The new ace of the Nationals rotation is Jordan Zimmermann. The big right-hander, who turns 27 when he makes his next start on May 23, is 7-2 with a 1.62 ERA over 66.2 innings.
Zimmermann has 45 strikeouts versus only nine walks and has thrown three complete games with one shutout in his nine starts. Not only has Zimmermann been the best starting pitcher in the Nationals' rotation this season, he may be the best starting pitcher in the National League.
NL playoff teams will be in for a rude awakening when they first face Stephen Strasburg and then Gio Gonzalez in a five-game or seven-game playoff series, only to realize they still haven't seen the Nationals' best pitcher yet.
Yes, quality pitching is an integral part of success in major league baseball. But if you don't have it, you can always out hit your opponent. And that's what the San Francisco Giants have been doing.
The Giants normally reliable pitching staff has failed them this season, as they currently boast the 12th-best staff ERA in the National League at 4.21. This is a slip from 2012, when the Giants were fifth-best in the NL with a 3.68 staff ERA.
San Francisco's offense has picked up the slack.
Posey is hitting .294 with six home runs and 27 RBI in 136 at-bats with a .522 slugging percentage. The reigning NL MVP and batting champion has drawn 22 walks while striking out 21 times.
Sandoval is batting .302 with seven home runs and 32 RBI in 172 at-bats while collecting only 18 strikeouts. The switch-hitting Sandoval has 80 total bases and 23 runs scored.
Scutaro, however, has been the most impressive. Picked up by the Giants in a deadline deal last season, the 37-year-old journeyman infielder is eighth in the NL with a .331 batting average in 163 at-bats. Scutaro has 10 doubles, two triples, and as many walks as strikeouts with an even dozen for a .375 on-base percentage.
It looks like the Giants' bats will have to carry the team this season and perhaps all the way back to the playoffs.
The Giants and Nationals are both in good shape in the MLB Standings.
San Francisco is 24-20 and trails the Arizona Diamondbacks by one game for first place in the NL West.
Washington is 23-21 and in second place in the NL East, trailing the Braves by 2.5 games.
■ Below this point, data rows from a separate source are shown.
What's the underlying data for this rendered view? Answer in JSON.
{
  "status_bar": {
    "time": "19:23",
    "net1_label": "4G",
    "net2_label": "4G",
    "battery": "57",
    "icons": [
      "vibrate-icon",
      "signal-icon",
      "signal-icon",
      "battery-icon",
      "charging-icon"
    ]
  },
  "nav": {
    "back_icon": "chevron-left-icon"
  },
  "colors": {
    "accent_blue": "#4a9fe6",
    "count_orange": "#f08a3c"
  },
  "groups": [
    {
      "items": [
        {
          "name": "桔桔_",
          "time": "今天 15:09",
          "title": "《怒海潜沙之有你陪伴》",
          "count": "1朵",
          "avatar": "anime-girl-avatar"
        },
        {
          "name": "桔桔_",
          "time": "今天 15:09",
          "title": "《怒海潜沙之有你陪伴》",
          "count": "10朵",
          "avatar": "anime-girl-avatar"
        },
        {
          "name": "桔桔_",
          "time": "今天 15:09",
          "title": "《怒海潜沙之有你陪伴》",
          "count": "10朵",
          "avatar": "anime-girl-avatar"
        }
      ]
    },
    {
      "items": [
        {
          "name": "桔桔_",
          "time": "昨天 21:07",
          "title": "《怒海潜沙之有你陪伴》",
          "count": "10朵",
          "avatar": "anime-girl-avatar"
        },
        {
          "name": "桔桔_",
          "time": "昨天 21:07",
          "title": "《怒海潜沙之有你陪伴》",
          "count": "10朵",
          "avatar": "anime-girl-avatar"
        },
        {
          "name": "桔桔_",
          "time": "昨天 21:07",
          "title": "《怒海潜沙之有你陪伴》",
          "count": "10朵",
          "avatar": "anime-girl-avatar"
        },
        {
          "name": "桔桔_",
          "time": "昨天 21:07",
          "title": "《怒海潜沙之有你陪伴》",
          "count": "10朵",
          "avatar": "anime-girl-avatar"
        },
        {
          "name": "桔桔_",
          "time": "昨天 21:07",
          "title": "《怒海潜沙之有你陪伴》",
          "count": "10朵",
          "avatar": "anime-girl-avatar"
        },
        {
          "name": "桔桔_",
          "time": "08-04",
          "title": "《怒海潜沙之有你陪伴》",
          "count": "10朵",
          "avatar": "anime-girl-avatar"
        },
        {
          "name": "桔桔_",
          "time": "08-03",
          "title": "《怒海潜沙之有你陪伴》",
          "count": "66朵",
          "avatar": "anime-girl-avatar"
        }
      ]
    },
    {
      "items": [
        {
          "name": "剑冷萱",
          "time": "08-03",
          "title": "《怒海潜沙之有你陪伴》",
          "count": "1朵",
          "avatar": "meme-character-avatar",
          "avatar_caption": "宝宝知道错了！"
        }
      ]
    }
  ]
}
As far as the NL Wild Card standings are concerned, the Giants trail both the Cincinnati Reds and the Pittsburgh Pirates by 2.0 games, while the Nats trail the wild-card front-runners by 3.0 games. If the postseason began today, the Giants and the Nats would fail to qualify.
Still, it is May 20, and neither team should worry despite the Giants and Nationals having identical 4-6 records in their last 10 games. With improved play will come improved positions in the standings. Eventually, both teams expect to make the playoffs.
If the Washington Nationals and San Francisco Giants are to meet in the 2013 NLCS, one of them will almost certainly have to face the St. Louis Cardinal in the divisional round.
In either case, the matchup would be a familiar one. Both the Nats and the Giants faced the Cardinals in the 2012 playoffs with decidedly different results.
In Game 5 of the NLDS, the Nationals allowed a six-run lead to vanish into thin air and were then forced to watch as the Cardinals celebrated a second straight trip to the NLCS in their home stadium. This postseason, the Nats will be out for revenge.
The Giants, on the other hand, would be the object of vindictive intentions were they to meet the Cardinals in the 2013 postseason. Last season, the Giants stormed back from a 3-1 series deficit in the NLCS to beat the Cardinals in seven games, preventing the Redbirds from repeating as World Series champions. In the 2013 playoffs, the Giants will be ready for the Cardinals' best shot.
A rematch of one of these two series from a season ago seems inevitable. While the Nats and Giants are in contention, the Cardinals are in the driver's seat. St. Louis owns the best record in the National League at 28-15 and is tied with the Texas Rangers for the best record in baseball.
Whoever draws St. Louis cannot afford to look past them in preparation for a scintillating NLCS. However, once the Cardinals are dispatched, the Nats and Giants can raise the curtain on what is sure to be riveting baseball theater.